Massoli Fabio Valerio, Falchi Fabrizio, Kantarci Alperen, Akti Seymanur, Ekenel Hazim Kemal, Amato Giuseppe
IEEE Trans Neural Netw Learn Syst. 2022 Jun;33(6):2313-2323. doi: 10.1109/TNNLS.2021.3130074. Epub 2022 Jun 1.
Anomalies are ubiquitous in all scientific fields and can express an unexpected event due to incomplete knowledge about the data distribution or an unknown process that suddenly comes into play and distorts the observations. Usually, due to such events' rarity, to train deep learning (DL) models on the anomaly detection (AD) task, scientists only rely on "normal" data, i.e., nonanomalous samples. Thus, letting the neural network infer the distribution beneath the input data. In such a context, we propose a novel framework, named multilayer one-class classification (MOCCA), to train and test DL models on the AD task. Specifically, we applied our approach to autoencoders. A key novelty in our work stems from the explicit optimization of the intermediate representations for the task at hand. Indeed, differently from commonly used approaches that consider a neural network as a single computational block, i.e., using the output of the last layer only, MOCCA explicitly leverages the multilayer structure of deep architectures. Each layer's feature space is optimized for AD during training, while in the test phase, the deep representations extracted from the trained layers are combined to detect anomalies. With MOCCA, we split the training process into two steps. First, the autoencoder is trained on the reconstruction task only. Then, we only retain the encoder tasked with minimizing the L distance between the output representation and a reference point, the anomaly-free training data centroid, at each considered layer. Subsequently, we combine the deep features extracted at the various trained layers of the encoder model to detect anomalies at inference time. To assess the performance of the models trained with MOCCA, we conduct extensive experiments on publicly available datasets, namely CIFAR10, MVTec AD, and ShanghaiTech. We show that our proposed method reaches comparable or superior performance to state-of-the-art approaches available in the literature. Finally, we provide a model analysis to give insights regarding the benefits of our training procedure.
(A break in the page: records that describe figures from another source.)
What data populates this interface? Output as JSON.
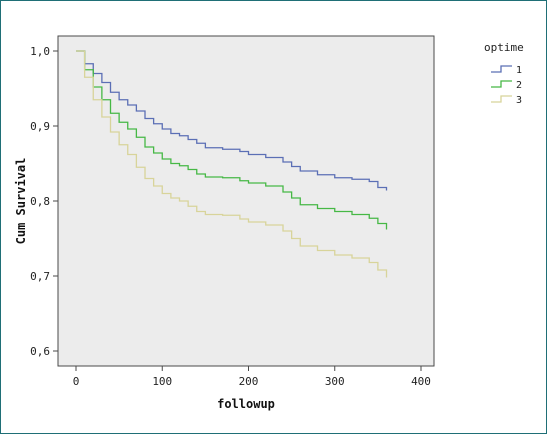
{
  "chart_data": {
    "type": "line",
    "xlabel": "followup",
    "ylabel": "Cum Survival",
    "xlim": [
      0,
      400
    ],
    "ylim": [
      0.6,
      1.0
    ],
    "x_ticks": [
      "0",
      "100",
      "200",
      "300",
      "400"
    ],
    "y_ticks": [
      "0,6",
      "0,7",
      "0,8",
      "0,9",
      "1,0"
    ],
    "grid": false,
    "step": true,
    "legend_title": "optime",
    "legend_position": "right",
    "series": [
      {
        "name": "1",
        "color": "#5b6fb5",
        "x": [
          0,
          10,
          20,
          30,
          40,
          50,
          60,
          70,
          80,
          90,
          100,
          110,
          120,
          130,
          140,
          150,
          170,
          190,
          200,
          220,
          240,
          250,
          260,
          280,
          300,
          320,
          340,
          350,
          360
        ],
        "y": [
          1.0,
          0.983,
          0.97,
          0.958,
          0.945,
          0.935,
          0.928,
          0.92,
          0.91,
          0.903,
          0.896,
          0.89,
          0.887,
          0.882,
          0.877,
          0.871,
          0.869,
          0.866,
          0.862,
          0.858,
          0.852,
          0.846,
          0.84,
          0.835,
          0.831,
          0.829,
          0.826,
          0.818,
          0.814
        ]
      },
      {
        "name": "2",
        "color": "#46b845",
        "x": [
          0,
          10,
          20,
          30,
          40,
          50,
          60,
          70,
          80,
          90,
          100,
          110,
          120,
          130,
          140,
          150,
          170,
          190,
          200,
          220,
          240,
          250,
          260,
          280,
          300,
          320,
          340,
          350,
          360
        ],
        "y": [
          1.0,
          0.975,
          0.952,
          0.935,
          0.917,
          0.905,
          0.896,
          0.885,
          0.872,
          0.864,
          0.856,
          0.85,
          0.847,
          0.842,
          0.836,
          0.832,
          0.831,
          0.827,
          0.824,
          0.82,
          0.812,
          0.804,
          0.795,
          0.79,
          0.786,
          0.782,
          0.777,
          0.77,
          0.762
        ]
      },
      {
        "name": "3",
        "color": "#d8d49a",
        "x": [
          0,
          10,
          20,
          30,
          40,
          50,
          60,
          70,
          80,
          90,
          100,
          110,
          120,
          130,
          140,
          150,
          170,
          190,
          200,
          220,
          240,
          250,
          260,
          280,
          300,
          320,
          340,
          350,
          360
        ],
        "y": [
          1.0,
          0.965,
          0.935,
          0.912,
          0.892,
          0.875,
          0.862,
          0.845,
          0.83,
          0.82,
          0.81,
          0.804,
          0.8,
          0.793,
          0.786,
          0.782,
          0.781,
          0.776,
          0.772,
          0.768,
          0.76,
          0.75,
          0.74,
          0.734,
          0.728,
          0.724,
          0.718,
          0.708,
          0.698
        ]
      }
    ]
  }
}
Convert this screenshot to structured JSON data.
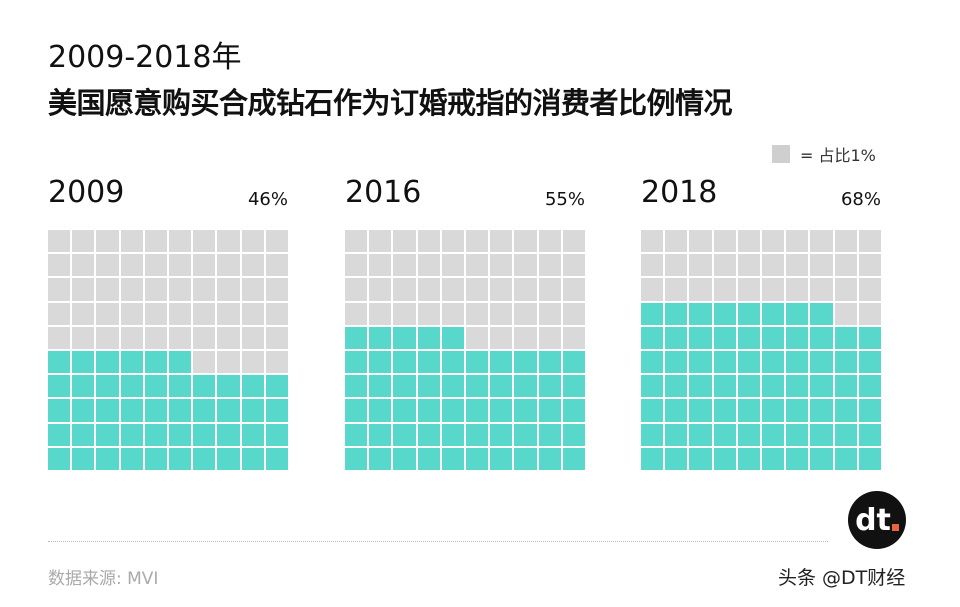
{
  "chart_data": {
    "type": "waffle",
    "title": "2009-2018年",
    "subtitle": "美国愿意购买合成钻石作为订婚戒指的消费者比例情况",
    "legend": "= 占比1%",
    "legend_placement": "top-right",
    "grid": "10x10",
    "panels": [
      {
        "year": "2009",
        "value": 46,
        "label": "46%"
      },
      {
        "year": "2016",
        "value": 55,
        "label": "55%"
      },
      {
        "year": "2018",
        "value": 68,
        "label": "68%"
      }
    ],
    "colors": {
      "filled": "#58d8cb",
      "empty": "#d9d9d9"
    }
  },
  "footer": {
    "source": "数据来源: MVI",
    "logo_text": "dt",
    "watermark": "头条 @DT财经"
  }
}
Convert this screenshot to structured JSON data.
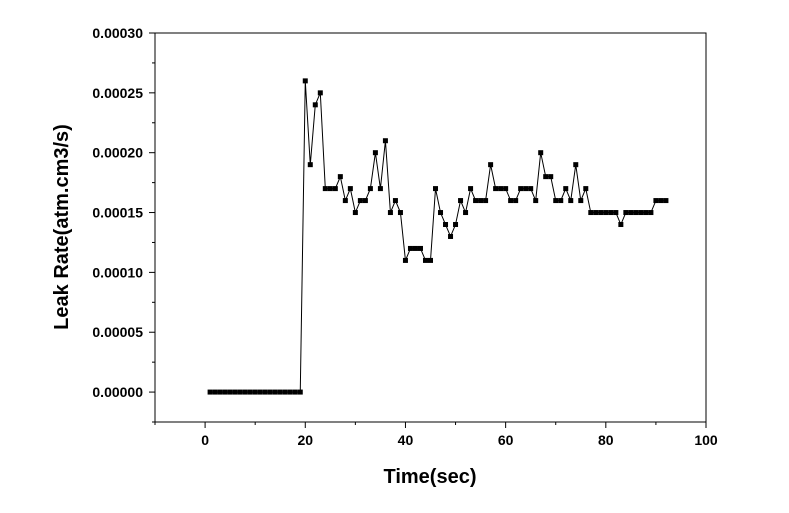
{
  "chart_data": {
    "type": "line",
    "xlabel": "Time(sec)",
    "ylabel": "Leak Rate(atm.cm3/s)",
    "xlim": [
      -10,
      100
    ],
    "ylim": [
      -2.5e-05,
      0.0003
    ],
    "x_ticks": [
      0,
      20,
      40,
      60,
      80,
      100
    ],
    "x_tick_labels": [
      "0",
      "20",
      "40",
      "60",
      "80",
      "100"
    ],
    "y_ticks": [
      0.0,
      5e-05,
      0.0001,
      0.00015,
      0.0002,
      0.00025,
      0.0003
    ],
    "y_tick_labels": [
      "0.00000",
      "0.00005",
      "0.00010",
      "0.00015",
      "0.00020",
      "0.00025",
      "0.00030"
    ],
    "marker": "square",
    "color": "#000000",
    "grid": false,
    "series": [
      {
        "x": [
          1,
          2,
          3,
          4,
          5,
          6,
          7,
          8,
          9,
          10,
          11,
          12,
          13,
          14,
          15,
          16,
          17,
          18,
          19,
          20,
          21,
          22,
          23,
          24,
          25,
          26,
          27,
          28,
          29,
          30,
          31,
          32,
          33,
          34,
          35,
          36,
          37,
          38,
          39,
          40,
          41,
          42,
          43,
          44,
          45,
          46,
          47,
          48,
          49,
          50,
          51,
          52,
          53,
          54,
          55,
          56,
          57,
          58,
          59,
          60,
          61,
          62,
          63,
          64,
          65,
          66,
          67,
          68,
          69,
          70,
          71,
          72,
          73,
          74,
          75,
          76,
          77,
          78,
          79,
          80,
          81,
          82,
          83,
          84,
          85,
          86,
          87,
          88,
          89,
          90,
          91,
          92
        ],
        "y": [
          0,
          0,
          0,
          0,
          0,
          0,
          0,
          0,
          0,
          0,
          0,
          0,
          0,
          0,
          0,
          0,
          0,
          0,
          0,
          0.00026,
          0.00019,
          0.00024,
          0.00025,
          0.00017,
          0.00017,
          0.00017,
          0.00018,
          0.00016,
          0.00017,
          0.00015,
          0.00016,
          0.00016,
          0.00017,
          0.0002,
          0.00017,
          0.00021,
          0.00015,
          0.00016,
          0.00015,
          0.00011,
          0.00012,
          0.00012,
          0.00012,
          0.00011,
          0.00011,
          0.00017,
          0.00015,
          0.00014,
          0.00013,
          0.00014,
          0.00016,
          0.00015,
          0.00017,
          0.00016,
          0.00016,
          0.00016,
          0.00019,
          0.00017,
          0.00017,
          0.00017,
          0.00016,
          0.00016,
          0.00017,
          0.00017,
          0.00017,
          0.00016,
          0.0002,
          0.00018,
          0.00018,
          0.00016,
          0.00016,
          0.00017,
          0.00016,
          0.00019,
          0.00016,
          0.00017,
          0.00015,
          0.00015,
          0.00015,
          0.00015,
          0.00015,
          0.00015,
          0.00014,
          0.00015,
          0.00015,
          0.00015,
          0.00015,
          0.00015,
          0.00015,
          0.00016,
          0.00016,
          0.00016
        ]
      }
    ]
  }
}
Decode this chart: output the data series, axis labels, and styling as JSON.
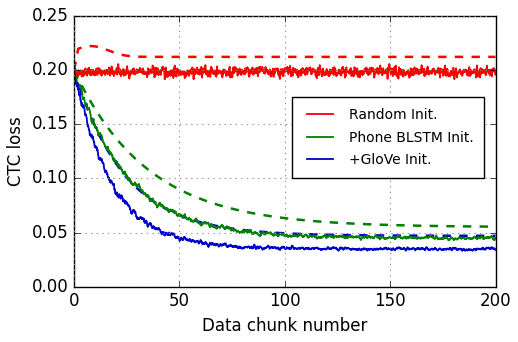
{
  "title": "",
  "xlabel": "Data chunk number",
  "ylabel": "CTC loss",
  "xlim": [
    0,
    200
  ],
  "ylim": [
    0.0,
    0.25
  ],
  "yticks": [
    0.0,
    0.05,
    0.1,
    0.15,
    0.2,
    0.25
  ],
  "xticks": [
    0,
    50,
    100,
    150,
    200
  ],
  "legend_labels": [
    "Random Init.",
    "Phone BLSTM Init.",
    "+GloVe Init."
  ],
  "colors": {
    "red": "#ff0000",
    "green": "#008000",
    "blue": "#0000cc"
  }
}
异常现象在所有科学领域中都普遍存在,它可能表示由于对数据分布的了解不完整或某个未知过程突然起作用并扭曲观测结果而导致的意外事件。通常,由于此类事件的罕见性,为了在异常检测(AD)任务上训练深度学习(DL)模型,科学家们仅依赖“正常”数据,即非异常样本。这样,就让神经网络推断输入数据背后的分布。在这种背景下,我们提出了一种名为多层单类分类(MOCCA)的新颖框架,用于在AD任务上训练和测试DL模型。具体而言,我们将我们的方法应用于自动编码器。我们工作中的一个关键新颖之处在于对手头任务的中间表示进行显式优化。实际上,与将神经网络视为单个计算块的常用方法不同,即仅使用最后一层的输出,MOCCA明确利用了深度架构的多层结构。在训练期间,针对AD对每一层的特征空间进行优化,而在测试阶段,将从训练层提取的深度表示进行组合以检测异常。使用MOCCA,我们将训练过程分为两个步骤。首先,仅在重建任务上训练自动编码器。然后,我们仅保留负责在每个考虑的层上最小化输出表示与参考点(无异常训练数据质心)之间的L距离的编码器。随后,我们在推理时组合在编码器模型的各个训练层提取的深度特征以检测异常。为了评估使用MOCCA训练的模型的性能,我们在公开可用的数据集(即CIFAR10、MVTec AD和上海科技数据集)上进行了广泛的实验。我们表明,我们提出的方法达到了与文献中现有最先进方法相当或更优的性能。最后,我们提供了一个模型分析,以深入了解我们训练过程的优点。